Recentemente ho dovuto affrontare un problema abbastanza diffuso tra i biker, soprattutto quelli che praticano mountain bike e sono più esposti al rischio di caduta, la rottura delle alette che assicurano il dispositivo GPS al supporto.
Il problema è pù frequente per i modelli di attacco più rigidi, come quello in foto, che in caso di urto non consentono flessioni e movimenti elastici, arrivando quasi sempre a rottura.
Ad aggravare la situazione, l’attacco così posizionato espone la parte posteriore del dispositivo alla classica ginocchiata accidentale, altra frequentissima causa di rottura dell’attacco.
Le alette, peraltro, sono particolarmente sollecitate, ed anche recuperando il pezzo rotto, ogni tentativo di incollaggio, anche con le colle più tenaci, è destinato a fallire miseramente.
Il problema non è da poco, senza poterlo assicurare alla bici, un dispositivo di un certo valore e di indubbia utilità nelle escursioni, diventa inutilizzabile, per questo mi sono prontamente attivato nel cercare possibili soluzioni in rete, e, piuttosto che sostituire la parte inferiore del guscio, l’ipotesi di applicare una sorta di protesi sulla parte danneggiata ha catturato subito la mia attenzione.
Approfondendo la questione, però, in rete ho potuto riscontrare l’esistenza di diverse proposte, con notevoli variazioni di prezzo, ma andando a leggere le recensioni dei clienti, i frequenti casi di rottura al primo utilizzo hanno fatto crescere in me il dubbio.
Dopo un bel po’ di studio mi sono imbattuto in un prodotto che ha catturato la mia attenzione, perché realizzato con un materiale composito che mi ha ispirato fiducia.
Contattando il venditore per uteriori dettagli, ho scoperto poi che si trattava di uno studente di ingegneria informatica con la passione per la bici, che realizzava lui stesso il componente tramite processo di stampa 3D, impiegando come materia prima un materiale plastico composto all’80% di PETG (un polimero elastico e resistente, simile a quello di cui sono fatte le bottiglie ) e al 20% di fibre di carbonio sottilissime, che nel processo di stampa si orientano in modo da conferire maggiore rigidità al pezzo.
Ebbene, l’ho acquistato e montato e vi posso assicurare che si tratta di un materiale praticamente indistruttibile, decisamente più solido del componente originale.
La parte posteriore è sagomata per calzare perfettamente sul dispositivo, con un forellino centrale predisposto per consentire il passaggio dei segnali audio.
Per il montaggio, ho incartato il dispositivo, per evitare che si sporcasse di colla, e scartavetrato la parte destinata all’incollaggio.

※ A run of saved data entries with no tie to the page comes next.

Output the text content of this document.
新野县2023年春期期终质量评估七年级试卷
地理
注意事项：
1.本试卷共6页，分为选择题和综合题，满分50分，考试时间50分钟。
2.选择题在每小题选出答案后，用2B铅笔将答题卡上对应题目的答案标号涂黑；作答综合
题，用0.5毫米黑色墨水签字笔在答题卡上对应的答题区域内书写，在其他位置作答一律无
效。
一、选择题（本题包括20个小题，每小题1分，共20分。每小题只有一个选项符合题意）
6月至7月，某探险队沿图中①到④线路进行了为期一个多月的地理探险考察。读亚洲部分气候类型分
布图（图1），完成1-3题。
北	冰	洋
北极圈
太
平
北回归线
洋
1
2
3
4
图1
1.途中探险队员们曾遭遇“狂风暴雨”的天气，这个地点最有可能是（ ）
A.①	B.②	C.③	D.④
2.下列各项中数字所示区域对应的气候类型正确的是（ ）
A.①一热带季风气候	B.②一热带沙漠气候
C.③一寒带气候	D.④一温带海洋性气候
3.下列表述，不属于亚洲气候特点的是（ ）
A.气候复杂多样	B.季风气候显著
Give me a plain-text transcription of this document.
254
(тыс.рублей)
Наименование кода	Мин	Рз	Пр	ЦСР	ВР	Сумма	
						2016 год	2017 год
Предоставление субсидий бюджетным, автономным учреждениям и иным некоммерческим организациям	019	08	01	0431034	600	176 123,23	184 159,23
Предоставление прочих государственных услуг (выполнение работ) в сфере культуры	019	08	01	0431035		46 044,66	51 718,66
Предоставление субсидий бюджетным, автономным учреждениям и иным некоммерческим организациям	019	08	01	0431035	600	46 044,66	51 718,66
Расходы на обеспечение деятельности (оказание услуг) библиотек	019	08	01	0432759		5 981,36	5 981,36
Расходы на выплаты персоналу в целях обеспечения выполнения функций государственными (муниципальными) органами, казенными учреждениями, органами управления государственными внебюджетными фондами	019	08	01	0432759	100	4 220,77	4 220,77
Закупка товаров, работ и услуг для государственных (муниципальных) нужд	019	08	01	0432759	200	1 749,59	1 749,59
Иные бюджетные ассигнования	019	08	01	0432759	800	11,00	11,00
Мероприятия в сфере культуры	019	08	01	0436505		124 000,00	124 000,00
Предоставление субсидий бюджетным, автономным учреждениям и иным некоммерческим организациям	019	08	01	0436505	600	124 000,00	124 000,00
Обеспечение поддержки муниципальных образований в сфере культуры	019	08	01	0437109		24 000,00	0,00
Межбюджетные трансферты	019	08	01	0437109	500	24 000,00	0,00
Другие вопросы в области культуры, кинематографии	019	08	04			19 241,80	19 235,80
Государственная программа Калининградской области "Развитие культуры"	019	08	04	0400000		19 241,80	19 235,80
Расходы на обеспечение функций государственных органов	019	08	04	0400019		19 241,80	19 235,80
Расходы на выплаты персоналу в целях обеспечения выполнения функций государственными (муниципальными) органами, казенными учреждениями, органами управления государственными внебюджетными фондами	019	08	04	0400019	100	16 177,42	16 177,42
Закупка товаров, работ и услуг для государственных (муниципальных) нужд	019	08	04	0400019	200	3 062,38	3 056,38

Ho impiegato una colla epossidica bicomponente, specifica per materiale plastico.
e dopo aver disteso la colla su entrambe le parti
ho effettuato l’accoppiamento, bel lavoro no?
Per un lavoro a regola d’arte, vi consiglio di prestare particolare attenzione a non ostruire di colla il forellino dell’audio.
Visto che c’ero, per scongiuare problemi futuri, ho cambiato anche il tipo di attacco, preferendone uno con appendice, ritenendolo più flessibile e maggiormente in grado di attutire i colpi, oltre al fatto che avanzando il posizionamento del dispositivo sull’attacco manubrio, lo mette al riparo dai colpi accidentali.
Il giovane ingegnere informatico siciliano, peraltro, mi ha informato che, puntando a sfidare l’eternità, da un mesetto sta studiando un altro materiale ancora più resistente, composto da 80% NYLON e 20% fibre di carbonio.
In attesa di aggiornamenti sul nuovo prodotto, sono davvero lieto di indirizzare chi avesse lo stesso problema su quello attualmente in commercio.